My cheeks were red and puffy as my laboured breath smoked the fire of my then burning lungs. We had been running uphill for 15 minutes when we passed a small herd of goats, watched over by a gang of youths. That’s when the yelling started. Shouting out at me in a language I couldn’t understand, their thin fingers pointing and stabbing at the air in my direction, I turn to my bodyguard/running buddy and now, interpreter, and asked, “What are they saying?” He muffled but unsuccessfully hid his laughter, “they are saying, ‘she is so white, like a mountain ghost.’”

It was three weeks into a three month ‘Asian vacation,’ when I first experience what it was like to be a minority. I thought I was worldly enough to avoid any cultural shocks, but that feeling of being ‘other’ was wholly unanticipated. A few weeks after the ‘mountain ghost’ event, I found myself standing under a pastel balloon archway, which opened to an elaborate children’s birthday party. While admiring the archway’s soft shades of yellow, blue and pink, I was approached by the birthday girl, in all her Disney Princess glory. Her small hand touched mine and she looked up at me with large shimmering brown eyes and said “You’re skin is so pretty.”
With the typical image of the ‘bronzed beach babe’ as a symbol of health and beauty, I have never heard anyone describe my pale toneless non-tan as “pretty.” The young girl then stretched up her hand and touched a strand of my blonde wispy hair and said, “I hope when I have a daughter she has pretty hair and eyes like you.” Recalling a lesson from high school biology, I was fairly certain that this was one birthday wish that would remain un-granted. I returned the young girls compliment and with a quick pursed lip smile, she run off to join her other Disney Princess friends.
Interactions, such as this, occurred frequently during my time in Asia. I lost count of how many ads to “lighten and brighten your skin” flashed across newspapers, billboards and television during my vacation. The classic case of ‘you always want what you can’t have,’ girls with curly hair pull out their straighteners and girls with straight hair pull out their curling irons, only in this case, it was an entire country of ‘wanting.’
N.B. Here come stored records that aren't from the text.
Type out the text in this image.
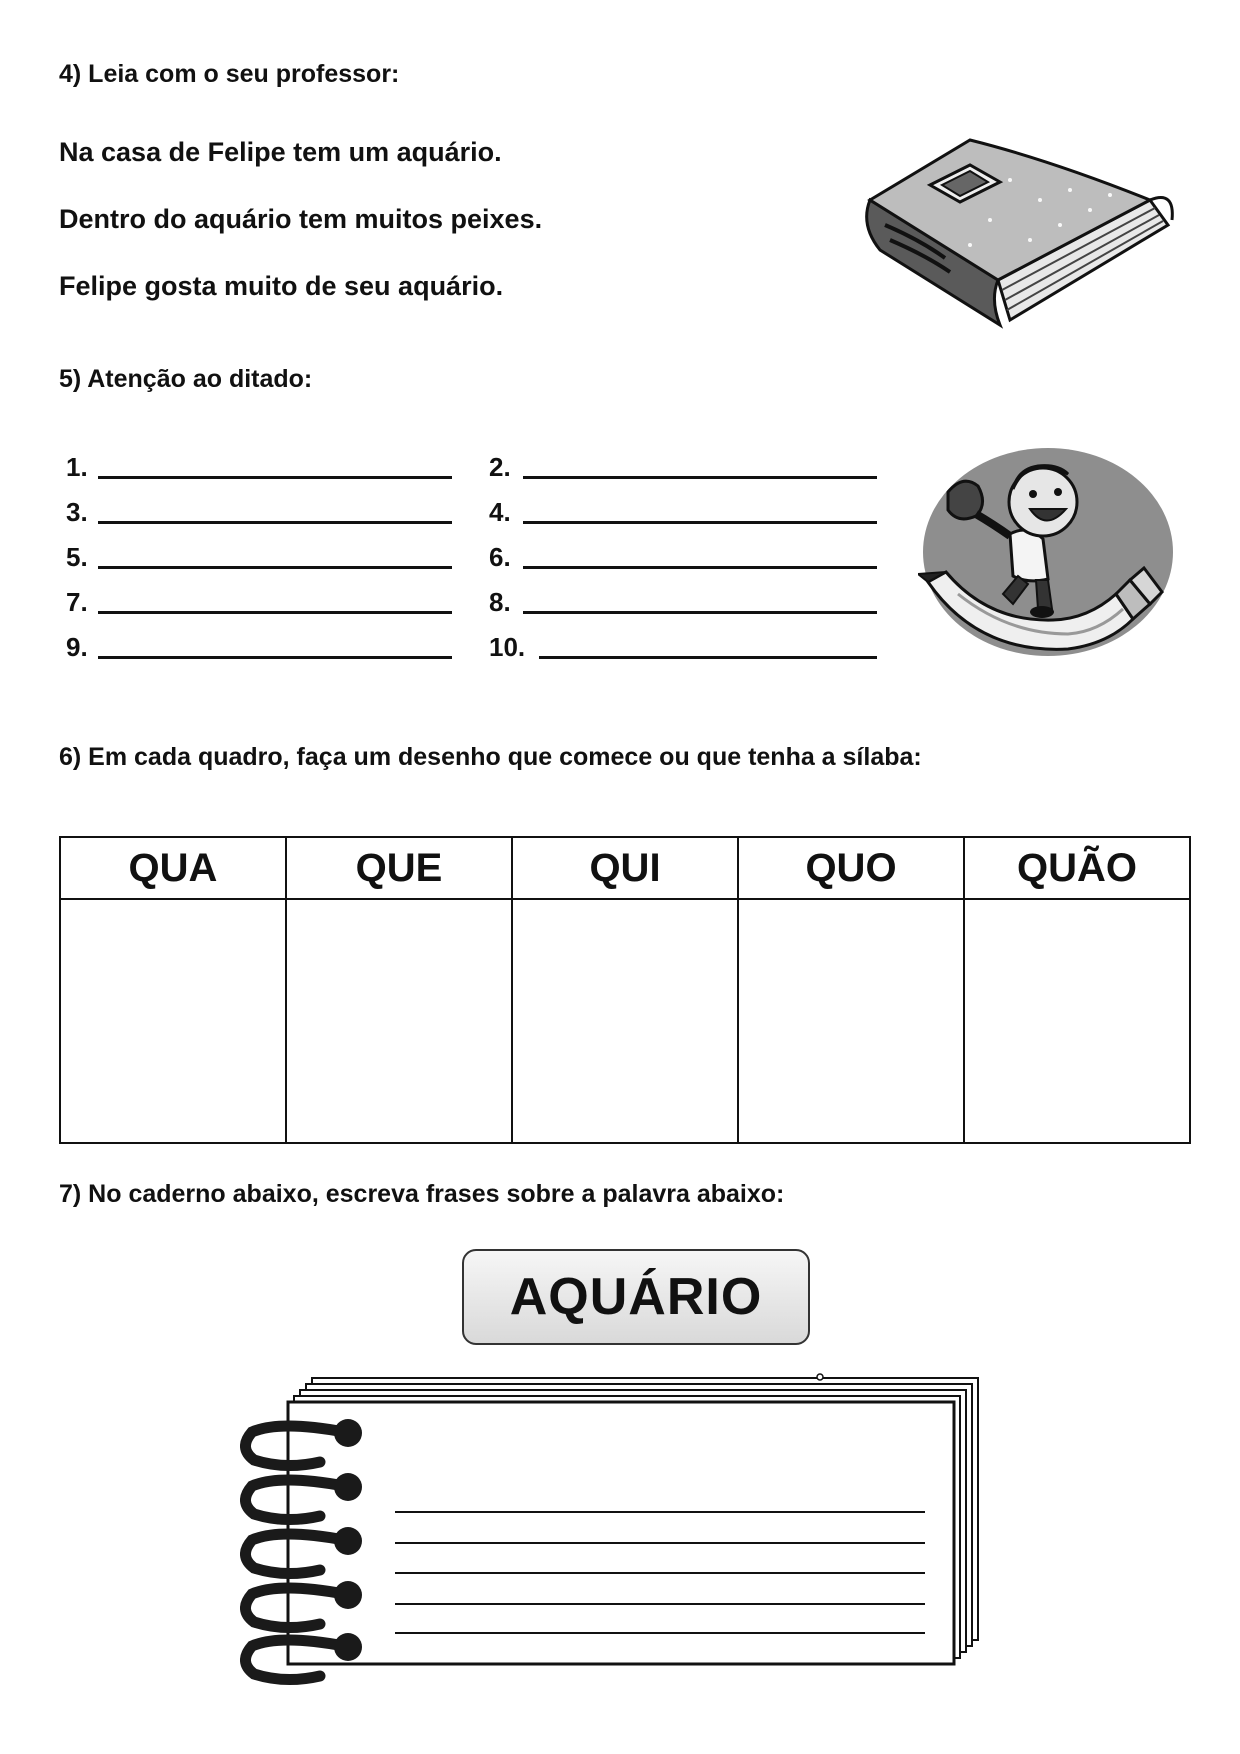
4) Leia com o seu professor:
Na casa de Felipe tem um aquário.
Dentro do aquário tem muitos peixes.
Felipe gosta muito de seu aquário.
5) Atenção ao ditado:
1.	2.
3.	4.
5.	6.
7.	8.
9.	10.
6) Em cada quadro, faça um desenho que comece ou que tenha a sílaba:
QUA	QUE	QUI	QUO	QUÃO

7) No caderno abaixo, escreva frases sobre a palavra abaixo:
AQUÁRIO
While the sentiments from the young girl at the birthday party (and the many similar comments I experience,) were complimentary, such interactions were honestly – odd. It felt weird to have the colour of my skin so frequently singled out. When a comment or compliment was made, I simply felt uncomfortable, and often didn’t know what to say in return. I hadn’t done anything to earn this shade of non-tan, and being the privileged white woman visiting an Asian country did little to settle the queasiness that turned my stomach every time the topic appeared. All I really could do in such situations was purse my lips into a smile and said “thank you,” like any good Disney Princess would.